When I was a kid my dad used to read "The Pension Grillparzer" to my sister and I. It's a short story in the middle of The World According to Garp and was my first introduction to John Irving. As I've grown up and moved through life and giant piles of books I've mentally created a category of Grillparzers - stories within stories that might work as bedtime stories to introduce my potential children to authors I like. I love this sort of thing. Everyone knows about the play within a play from Hamlet but no one seems to talk enough about the self-contained worlds you can discover in other books. Neil Gaiman seems to be particularly good at this (in addition to hiding stories in his introductions and end notes), within-a-storytelling is very present in Lord of the Rings, you'll find lots of within-a-storytelling in any universe that needs to have a background mythology set up fairly quickly so you see a fair amount of it in SciFi. There are sections of The Wind through the Keyhole that are going to be read to my children at some point in the future. And  they won't even be traumatized by the Stephen Kingishness of the story because this isn't a horror story, it's a fairy tale.

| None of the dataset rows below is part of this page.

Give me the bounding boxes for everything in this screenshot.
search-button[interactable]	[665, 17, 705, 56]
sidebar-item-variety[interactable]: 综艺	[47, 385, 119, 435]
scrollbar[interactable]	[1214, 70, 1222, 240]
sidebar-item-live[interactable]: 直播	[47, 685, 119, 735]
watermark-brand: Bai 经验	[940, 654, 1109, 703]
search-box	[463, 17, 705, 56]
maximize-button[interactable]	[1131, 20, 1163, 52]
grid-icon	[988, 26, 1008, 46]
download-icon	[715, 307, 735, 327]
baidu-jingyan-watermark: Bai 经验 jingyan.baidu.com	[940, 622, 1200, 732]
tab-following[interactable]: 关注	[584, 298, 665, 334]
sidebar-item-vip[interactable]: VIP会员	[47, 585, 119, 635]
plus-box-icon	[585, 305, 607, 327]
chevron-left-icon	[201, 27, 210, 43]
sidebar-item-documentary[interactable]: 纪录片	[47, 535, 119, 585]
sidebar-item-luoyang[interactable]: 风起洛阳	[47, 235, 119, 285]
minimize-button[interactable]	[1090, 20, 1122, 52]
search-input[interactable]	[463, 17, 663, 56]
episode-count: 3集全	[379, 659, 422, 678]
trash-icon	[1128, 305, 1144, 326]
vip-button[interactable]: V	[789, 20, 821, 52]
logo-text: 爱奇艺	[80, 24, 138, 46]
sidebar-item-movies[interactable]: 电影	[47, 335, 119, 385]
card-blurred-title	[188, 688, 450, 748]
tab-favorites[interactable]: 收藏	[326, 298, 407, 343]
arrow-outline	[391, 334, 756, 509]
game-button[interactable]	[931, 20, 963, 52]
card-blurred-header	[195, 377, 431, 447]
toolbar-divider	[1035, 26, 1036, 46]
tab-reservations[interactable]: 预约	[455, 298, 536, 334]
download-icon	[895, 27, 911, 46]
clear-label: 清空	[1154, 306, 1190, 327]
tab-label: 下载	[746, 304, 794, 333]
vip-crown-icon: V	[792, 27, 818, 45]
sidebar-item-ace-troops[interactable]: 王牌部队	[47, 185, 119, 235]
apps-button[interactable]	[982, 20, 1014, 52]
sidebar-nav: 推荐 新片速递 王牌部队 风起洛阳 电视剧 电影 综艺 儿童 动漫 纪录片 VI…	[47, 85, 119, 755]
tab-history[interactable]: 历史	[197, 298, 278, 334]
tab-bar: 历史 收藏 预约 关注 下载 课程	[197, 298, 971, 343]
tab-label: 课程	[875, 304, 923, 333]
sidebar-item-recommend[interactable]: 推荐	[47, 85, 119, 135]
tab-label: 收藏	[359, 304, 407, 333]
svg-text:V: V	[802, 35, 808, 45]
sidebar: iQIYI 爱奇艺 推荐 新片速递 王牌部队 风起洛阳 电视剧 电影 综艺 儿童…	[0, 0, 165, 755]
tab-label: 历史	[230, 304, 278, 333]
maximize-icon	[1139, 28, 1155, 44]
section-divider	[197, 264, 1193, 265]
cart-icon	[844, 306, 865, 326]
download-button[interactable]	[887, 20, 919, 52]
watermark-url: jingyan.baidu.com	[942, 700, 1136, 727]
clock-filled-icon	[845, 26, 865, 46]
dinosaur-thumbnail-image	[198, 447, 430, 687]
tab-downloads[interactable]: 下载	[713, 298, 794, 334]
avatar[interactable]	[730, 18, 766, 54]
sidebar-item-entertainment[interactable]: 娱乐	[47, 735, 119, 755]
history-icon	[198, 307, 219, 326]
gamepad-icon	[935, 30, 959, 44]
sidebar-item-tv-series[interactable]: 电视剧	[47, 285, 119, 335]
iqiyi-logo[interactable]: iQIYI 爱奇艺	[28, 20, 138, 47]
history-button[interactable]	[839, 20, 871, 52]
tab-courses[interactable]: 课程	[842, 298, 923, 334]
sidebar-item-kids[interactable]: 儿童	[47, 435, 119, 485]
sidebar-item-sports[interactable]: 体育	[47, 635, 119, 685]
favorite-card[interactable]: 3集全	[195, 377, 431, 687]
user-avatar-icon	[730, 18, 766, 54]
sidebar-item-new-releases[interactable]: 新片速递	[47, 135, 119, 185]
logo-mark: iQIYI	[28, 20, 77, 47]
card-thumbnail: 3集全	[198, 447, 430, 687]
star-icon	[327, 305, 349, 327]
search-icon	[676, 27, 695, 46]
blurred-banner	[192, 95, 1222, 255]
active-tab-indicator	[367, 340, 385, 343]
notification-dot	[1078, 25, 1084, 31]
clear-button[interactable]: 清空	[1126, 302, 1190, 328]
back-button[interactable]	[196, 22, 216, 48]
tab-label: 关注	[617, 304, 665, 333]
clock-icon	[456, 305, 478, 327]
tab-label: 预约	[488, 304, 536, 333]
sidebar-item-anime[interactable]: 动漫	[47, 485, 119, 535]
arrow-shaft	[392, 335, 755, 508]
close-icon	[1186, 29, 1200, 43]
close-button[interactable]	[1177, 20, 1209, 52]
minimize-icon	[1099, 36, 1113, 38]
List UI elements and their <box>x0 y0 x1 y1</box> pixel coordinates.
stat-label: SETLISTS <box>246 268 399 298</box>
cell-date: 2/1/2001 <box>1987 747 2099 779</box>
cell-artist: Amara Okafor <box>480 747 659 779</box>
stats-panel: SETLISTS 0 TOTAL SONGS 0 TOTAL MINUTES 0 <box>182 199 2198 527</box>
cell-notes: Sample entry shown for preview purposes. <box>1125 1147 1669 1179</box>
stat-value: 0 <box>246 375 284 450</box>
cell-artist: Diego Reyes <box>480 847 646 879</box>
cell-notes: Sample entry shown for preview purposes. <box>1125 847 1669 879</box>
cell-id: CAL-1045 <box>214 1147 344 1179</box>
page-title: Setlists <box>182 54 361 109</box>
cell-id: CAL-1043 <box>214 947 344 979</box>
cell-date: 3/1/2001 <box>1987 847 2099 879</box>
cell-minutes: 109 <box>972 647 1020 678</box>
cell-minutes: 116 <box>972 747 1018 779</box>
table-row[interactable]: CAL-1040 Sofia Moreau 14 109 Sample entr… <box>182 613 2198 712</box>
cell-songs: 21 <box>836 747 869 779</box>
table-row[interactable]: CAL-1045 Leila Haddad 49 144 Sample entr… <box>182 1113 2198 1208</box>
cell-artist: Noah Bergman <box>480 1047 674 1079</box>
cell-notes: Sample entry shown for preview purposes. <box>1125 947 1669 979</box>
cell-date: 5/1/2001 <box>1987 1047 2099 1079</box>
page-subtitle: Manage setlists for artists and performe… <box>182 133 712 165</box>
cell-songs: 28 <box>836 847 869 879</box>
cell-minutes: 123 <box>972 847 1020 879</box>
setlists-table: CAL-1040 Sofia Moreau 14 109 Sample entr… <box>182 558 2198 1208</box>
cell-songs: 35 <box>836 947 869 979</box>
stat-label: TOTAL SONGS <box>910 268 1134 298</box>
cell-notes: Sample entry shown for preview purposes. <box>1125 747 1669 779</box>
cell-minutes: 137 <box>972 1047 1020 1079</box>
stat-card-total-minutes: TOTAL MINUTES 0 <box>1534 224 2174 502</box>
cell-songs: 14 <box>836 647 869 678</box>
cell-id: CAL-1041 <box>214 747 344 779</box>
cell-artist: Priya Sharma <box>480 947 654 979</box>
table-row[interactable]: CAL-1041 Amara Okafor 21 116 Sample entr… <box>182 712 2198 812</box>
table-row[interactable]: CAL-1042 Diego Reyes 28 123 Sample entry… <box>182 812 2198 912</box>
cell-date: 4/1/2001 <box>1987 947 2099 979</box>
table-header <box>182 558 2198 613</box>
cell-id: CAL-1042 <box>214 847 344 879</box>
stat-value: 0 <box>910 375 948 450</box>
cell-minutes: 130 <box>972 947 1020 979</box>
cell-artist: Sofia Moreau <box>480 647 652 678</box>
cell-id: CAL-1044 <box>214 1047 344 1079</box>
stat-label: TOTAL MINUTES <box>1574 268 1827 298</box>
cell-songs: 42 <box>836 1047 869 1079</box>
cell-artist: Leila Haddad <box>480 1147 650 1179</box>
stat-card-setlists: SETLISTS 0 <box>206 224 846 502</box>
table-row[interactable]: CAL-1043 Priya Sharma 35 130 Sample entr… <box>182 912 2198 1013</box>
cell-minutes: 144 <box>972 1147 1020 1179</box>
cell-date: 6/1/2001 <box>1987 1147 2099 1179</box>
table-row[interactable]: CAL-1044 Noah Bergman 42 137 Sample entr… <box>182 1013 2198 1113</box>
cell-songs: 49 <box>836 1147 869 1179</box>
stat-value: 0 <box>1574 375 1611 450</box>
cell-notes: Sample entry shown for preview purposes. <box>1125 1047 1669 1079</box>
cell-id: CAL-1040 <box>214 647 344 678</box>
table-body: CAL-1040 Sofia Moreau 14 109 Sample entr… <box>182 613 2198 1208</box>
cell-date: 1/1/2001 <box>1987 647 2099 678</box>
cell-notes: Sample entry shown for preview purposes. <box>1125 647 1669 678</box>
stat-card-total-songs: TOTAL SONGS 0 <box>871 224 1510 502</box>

The structure of the book is a bit clunky, which I guess is probably clear from the paragraph above. There's a frame story, a main narrative, and then the story within a story that's really more of a standalone novella. The frame story is really only there to remind you of the world we're watching from in case anybody forgot what was going in the eight year break from Mid World; the main narrative is an action story with monsters and gunslingers who are still young enough to not anticipate big mistakes; the story within a story is really the meat of the thing, though. It tells a story of magic and dragons and nuclear mutants and terrifying storms that all pale in comparison to the sheer stupid horror of human pettiness. It's a wonderful little moralistic story that is spooky and sad and about how absolutely much it sucks to grow up and lose the magic in the world.

I've written enough about King that everyone reading should know I'm a huge nerdy fan but this is one of those nice reminders. King's books are all over the map - he's written a western/magical epic, a story about a dog with rabies, alien horror stories, werewolf stories, vampire stories, a terrifying story about rats in a cellar, a novella about a man wrongly imprisoned, a novella about a decapitated corpse performing Lamaze breathing, at least four post-apocalyptic thrillers, and one very good book about a good but stupid king who once killed a dragon. Now there's another story that's essentially unlike any of the others but fits into the King canon brilliantly. It's excellently done and I'm very happy to have read it.

Cheers,
     - Alli

King, Stephen. The Wind through the Keyhole. Scribner. New York: New York. 2012.